李驤道,“聽仁兄口音,似也是隴右人士。”
“正是,在下天水閻式,請教公子尊姓高名?”
李驤一愣,“天水閻式?莫不是居於上邽的閻式閻先生?”
“是在下。”
李驤忙起身一禮,道,“不想在此地能與先生相遇,幸甚,幸甚,在下李驤,聽家兄說起過先生,倍崇有加,說他與先生也頗有交往。”
閻式也忙起身,略端詳李驤,道,“令兄可是李庠李玄序?”
“正是家兄。”
閻式大笑,“天涯茫茫,竟不曾想能與此處相會,真仍天緣也。”
夥計已取杯過來,聽了此言,道,“原來二位還是聞名未謀麵的朋友,這下可好了,小的給二位道喜了。”
李驤忙叫住夥計,“你且將酒樓的特色菜端上幾道,再來好酒一壺。”
夥計高調喊聲“好嘞——”,將手巾往肩頭一搭,一躍一躍地下樓去了。
兩人又重新落座。
閻式笑道,“我聽令兄常提起你家諸兄弟,尤其提及你時,讚不絕口,說你文武皆能,尤其酷愛讀書,卷不釋手,有古賢之風,今日一見,果然風雅超凡,並非虛言。”
“先生取笑了,驤不過是一奉讀的書生,哪裏配得上風雅二字,先生仍飽學之士,博古通今,才冠海內,隴右學子莫不敬仰,莫不以君為楷模,十日之前,驤還去過上邽,家兄本要帶我去見先生,隻是州府臨時有事,家兄脫不開身,我又因學友相召,急於彙合來洛陽遊學,故而未能登門拜謁,哪裏知道先生已先來洛陽了。”
“我也是與幾位友人相約,來洛陽遊玩的,也是十日前走的,來此已有多日,我們就住城中青竹雅舍,你們為何會住在這裏?”
“我有兩位同學,現住也應在青竹雅舍。”
閻式略一想,“好像,隻有前日才來了兩位隴右的客人,也不怎麼出門,隻呆在屋中。”
“應是他們二人。”
“你我都是十日前往洛陽來的,為何前日才到?為何你會獨住在城外?”
李驤苦笑地搖搖頭,道,“一言難盡啊。”
於是,就將路上所遇並剛才從夥計那裏打聽到的消息都講與了閻式。
然後道,“我們也是前日到了這裏,在附近隨便找了個客店住下,趙順他們去府衙交辦公事,辦得並不順利,府衙那邊好像不太理會,今日他們又去,我呆在店裏煩悶無事,向店主打聽到有這樣一座可以賞景的酒樓,就獨自來了。”

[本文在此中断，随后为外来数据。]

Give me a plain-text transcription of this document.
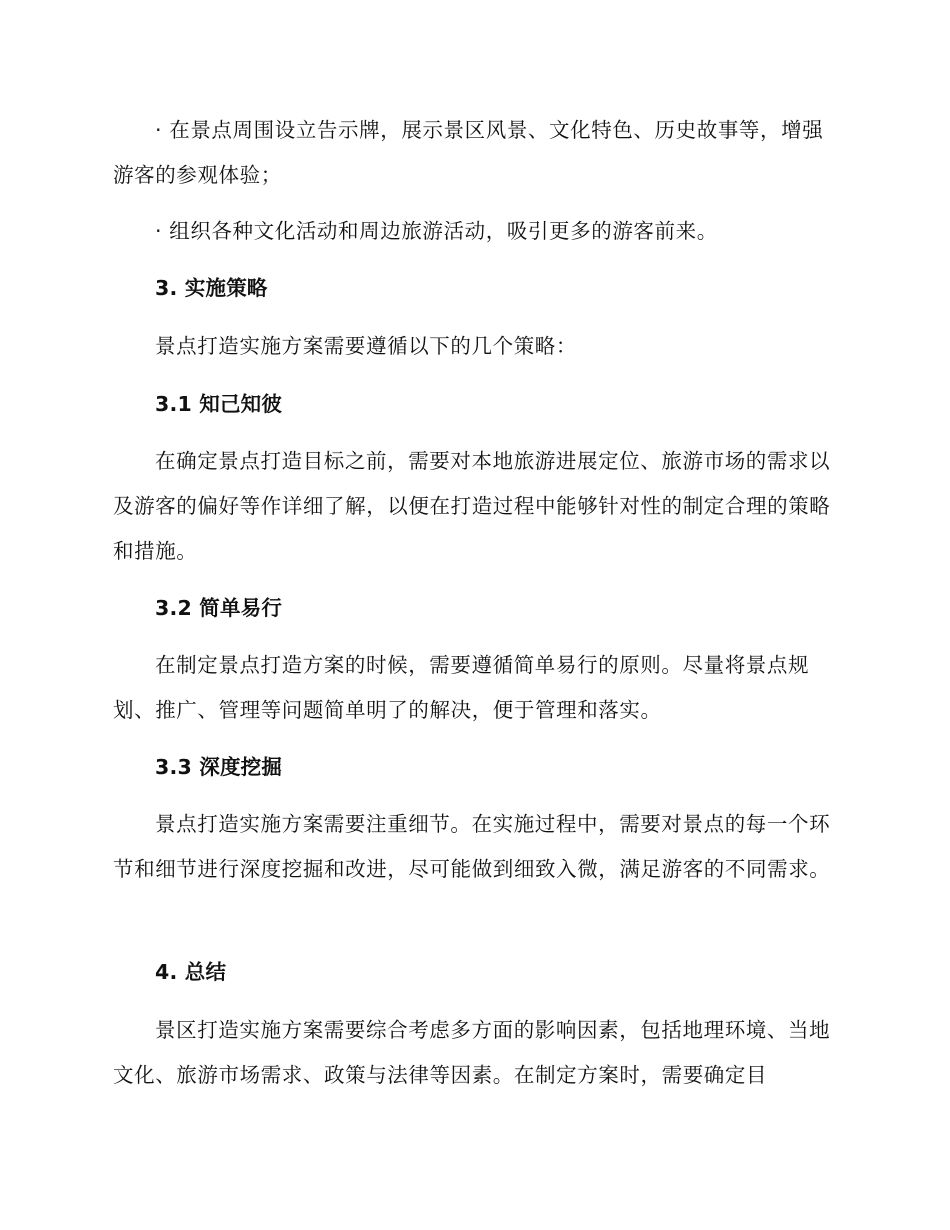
· 在景点周围设立告示牌，展示景区风景、文化特色、历史故事等，增强游客的参观体验；

· 组织各种文化活动和周边旅游活动，吸引更多的游客前来。

3. 实施策略

景点打造实施方案需要遵循以下的几个策略：

3.1 知己知彼

在确定景点打造目标之前，需要对本地旅游进展定位、旅游市场的需求以及游客的偏好等作详细了解，以便在打造过程中能够针对性的制定合理的策略和措施。

3.2 简单易行

在制定景点打造方案的时候，需要遵循简单易行的原则。尽量将景点规划、推广、管理等问题简单明了的解决，便于管理和落实。

3.3 深度挖掘

景点打造实施方案需要注重细节。在实施过程中，需要对景点的每一个环节和细节进行深度挖掘和改进，尽可能做到细致入微，满足游客的不同需求。

4. 总结

景区打造实施方案需要综合考虑多方面的影响因素，包括地理环境、当地文化、旅游市场需求、政策与法律等因素。在制定方案时，需要确定目
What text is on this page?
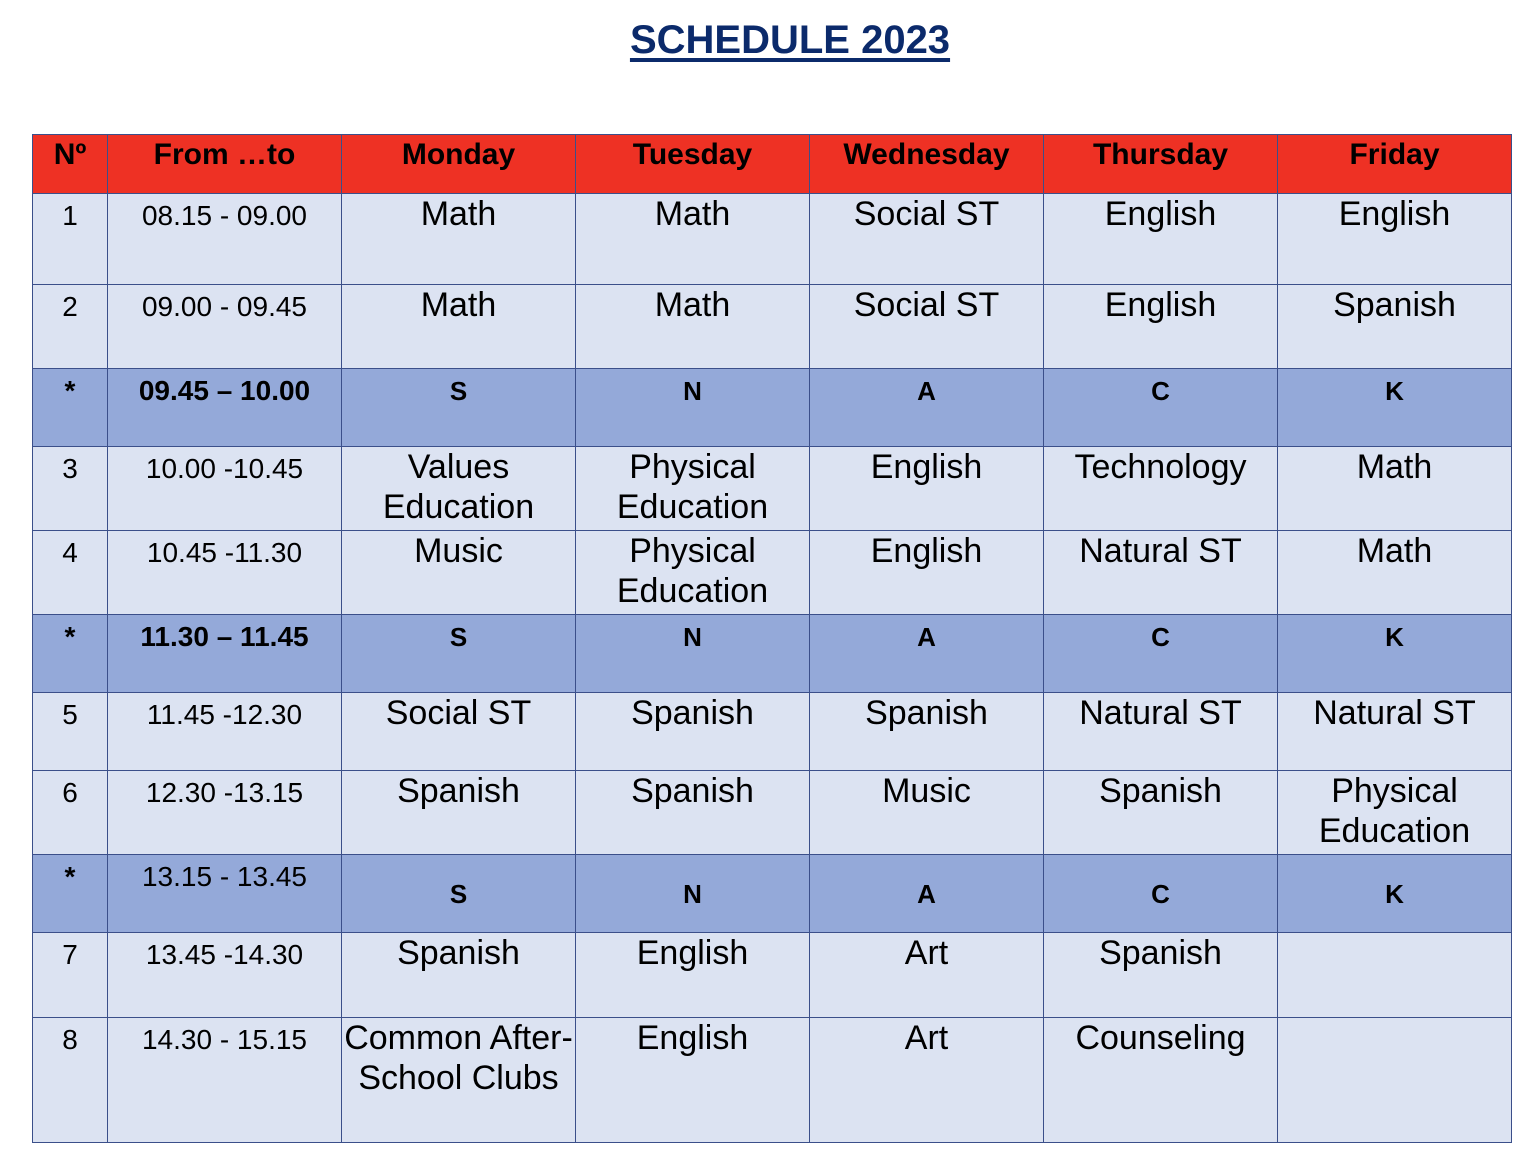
SCHEDULE 2023
Nº	From …to	Monday	Tuesday	Wednesday	Thursday	Friday
1	08.15 - 09.00	Math	Math	Social ST	English	English
2	09.00 - 09.45	Math	Math	Social ST	English	Spanish
*	09.45 – 10.00	S	N	A	C	K
3	10.00 -10.45	Values Education	Physical Education	English	Technology	Math
4	10.45 -11.30	Music	Physical Education	English	Natural ST	Math
*	11.30 – 11.45	S	N	A	C	K
5	11.45 -12.30	Social ST	Spanish	Spanish	Natural ST	Natural ST
6	12.30 -13.15	Spanish	Spanish	Music	Spanish	Physical Education
*	13.15 - 13.45	S	N	A	C	K
7	13.45 -14.30	Spanish	English	Art	Spanish	
8	14.30 - 15.15	Common After-School Clubs	English	Art	Counseling	
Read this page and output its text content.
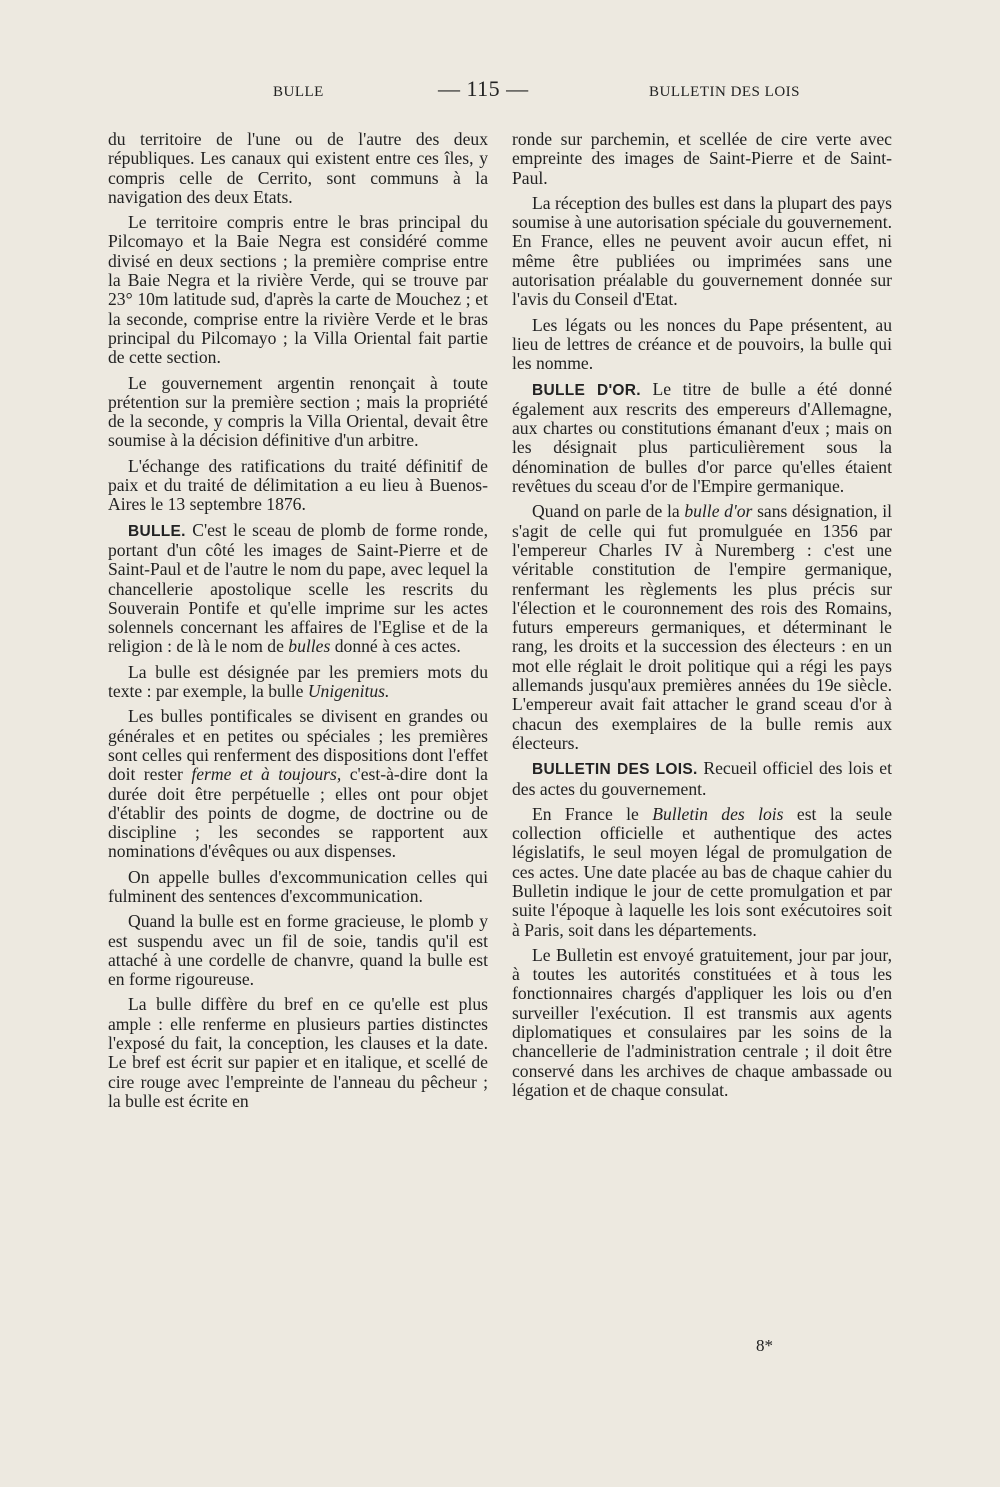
BULLE	— 115 —	BULLETIN DES LOIS

du territoire de l'une ou de l'autre des deux républiques. Les canaux qui existent entre ces îles, y compris celle de Cerrito, sont communs à la navigation des deux Etats.

Le territoire compris entre le bras principal du Pilcomayo et la Baie Negra est considéré comme divisé en deux sections ; la première comprise entre la Baie Negra et la rivière Verde, qui se trouve par 23° 10m latitude sud, d'après la carte de Mouchez ; et la seconde, comprise entre la rivière Verde et le bras principal du Pilcomayo ; la Villa Oriental fait partie de cette section.

Le gouvernement argentin renonçait à toute prétention sur la première section ; mais la propriété de la seconde, y compris la Villa Oriental, devait être soumise à la décision définitive d'un arbitre.

L'échange des ratifications du traité définitif de paix et du traité de délimitation a eu lieu à Buenos-Aires le 13 septembre 1876.

BULLE. C'est le sceau de plomb de forme ronde, portant d'un côté les images de Saint-Pierre et de Saint-Paul et de l'autre le nom du pape, avec lequel la chancellerie apostolique scelle les rescrits du Souverain Pontife et qu'elle imprime sur les actes solennels concernant les affaires de l'Eglise et de la religion : de là le nom de bulles donné à ces actes.

La bulle est désignée par les premiers mots du texte : par exemple, la bulle Unigenitus.

Les bulles pontificales se divisent en grandes ou générales et en petites ou spéciales ; les premières sont celles qui renferment des dispositions dont l'effet doit rester ferme et à toujours, c'est-à-dire dont la durée doit être perpétuelle ; elles ont pour objet d'établir des points de dogme, de doctrine ou de discipline ; les secondes se rapportent aux nominations d'évêques ou aux dispenses.

On appelle bulles d'excommunication celles qui fulminent des sentences d'excommunication.

Quand la bulle est en forme gracieuse, le plomb y est suspendu avec un fil de soie, tandis qu'il est attaché à une cordelle de chanvre, quand la bulle est en forme rigoureuse.

La bulle diffère du bref en ce qu'elle est plus ample : elle renferme en plusieurs parties distinctes l'exposé du fait, la conception, les clauses et la date. Le bref est écrit sur papier et en italique, et scellé de cire rouge avec l'empreinte de l'anneau du pêcheur ; la bulle est écrite en

ronde sur parchemin, et scellée de cire verte avec empreinte des images de Saint-Pierre et de Saint-Paul.

La réception des bulles est dans la plupart des pays soumise à une autorisation spéciale du gouvernement. En France, elles ne peuvent avoir aucun effet, ni même être publiées ou imprimées sans une autorisation préalable du gouvernement donnée sur l'avis du Conseil d'Etat.

Les légats ou les nonces du Pape présentent, au lieu de lettres de créance et de pouvoirs, la bulle qui les nomme.

BULLE D'OR. Le titre de bulle a été donné également aux rescrits des empereurs d'Allemagne, aux chartes ou constitutions émanant d'eux ; mais on les désignait plus particulièrement sous la dénomination de bulles d'or parce qu'elles étaient revêtues du sceau d'or de l'Empire germanique.

Quand on parle de la bulle d'or sans désignation, il s'agit de celle qui fut promulguée en 1356 par l'empereur Charles IV à Nuremberg : c'est une véritable constitution de l'empire germanique, renfermant les règlements les plus précis sur l'élection et le couronnement des rois des Romains, futurs empereurs germaniques, et déterminant le rang, les droits et la succession des électeurs : en un mot elle réglait le droit politique qui a régi les pays allemands jusqu'aux premières années du 19e siècle. L'empereur avait fait attacher le grand sceau d'or à chacun des exemplaires de la bulle remis aux électeurs.

BULLETIN DES LOIS. Recueil officiel des lois et des actes du gouvernement.

En France le Bulletin des lois est la seule collection officielle et authentique des actes législatifs, le seul moyen légal de promulgation de ces actes. Une date placée au bas de chaque cahier du Bulletin indique le jour de cette promulgation et par suite l'époque à laquelle les lois sont exécutoires soit à Paris, soit dans les départements.

Le Bulletin est envoyé gratuitement, jour par jour, à toutes les autorités constituées et à tous les fonctionnaires chargés d'appliquer les lois ou d'en surveiller l'exécution. Il est transmis aux agents diplomatiques et consulaires par les soins de la chancellerie de l'administration centrale ; il doit être conservé dans les archives de chaque ambassade ou légation et de chaque consulat.

8*
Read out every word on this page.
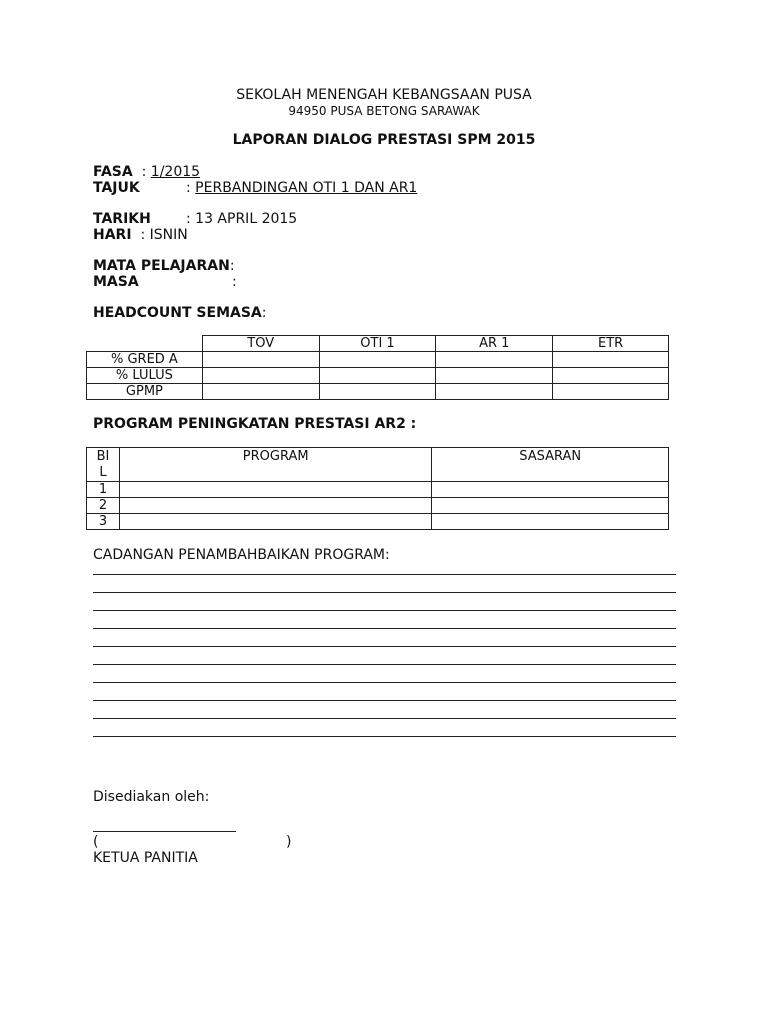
SEKOLAH MENENGAH KEBANGSAAN PUSA
94950 PUSA BETONG SARAWAK
LAPORAN DIALOG PRESTASI SPM 2015
FASA  : 1/2015
TAJUK	: PERBANDINGAN OTI 1 DAN AR1
TARIKH	: 13 APRIL 2015
HARI  : ISNIN
MATA PELAJARAN:
MASA	:
HEADCOUNT SEMASA:
	TOV	OTI 1	AR 1	ETR
% GRED A				
% LULUS				
GPMP				
PROGRAM PENINGKATAN PRESTASI AR2 :
BI
L	PROGRAM	SASARAN
1		
2		
3		
CADANGAN PENAMBAHBAIKAN PROGRAM:
Disediakan oleh:
(	)
KETUA PANITIA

閻式聽罷,撫髯略思道,“原來,你們此來竟如此曲折,依你所見,是疑張小山為那滕二所殺,滕二為避禍,將田和獻與了王耙子,以此換得王耙子的收容,可是嗎?”
“是這麼想的。”李驤道。
“如此,你意欲同賊捕趙順去公義堂交涉,令他們放出田和?可是?”
“正是。”
“那麼,張小山命案呢?”
李驤微一躊躇,道,“我隻求田和能平安放出,至於張小山命案,自有趙順去查辦。”
閻式搖搖頭,“恐未必如你所願,張小山與田和本是一案,放歸田和,必然會扯出張小山案,如果強逼交人,反會使田和遭滅口之危,所以,靠官府出麵索要田和,是下下策,況且,這公義堂的後台是侍中石崇,當地官府絕不可能用心辦理,相反還會處處阻撓,如若趙順剛烈倔強,還恐累及於你,你可要三思啊。”
李驤道,“那該如何是好?”
閻式臉色稍沉,道,“此非常之事,當以非常之法。”
“何謂非常之非?”
“法外之法,官外之刑。”
李驤沉吟片刻,道,“想我大晉國朝,有明法嚴律,官衙森森,百姓私鬥濫刑,屬奸盜不法之徒所為,為我輩所不恥,若官府能以律法裁製惡徒,安撫良善,推公義於天下,昭信德於世人,以驤愚見,還是依靠官府為上策。”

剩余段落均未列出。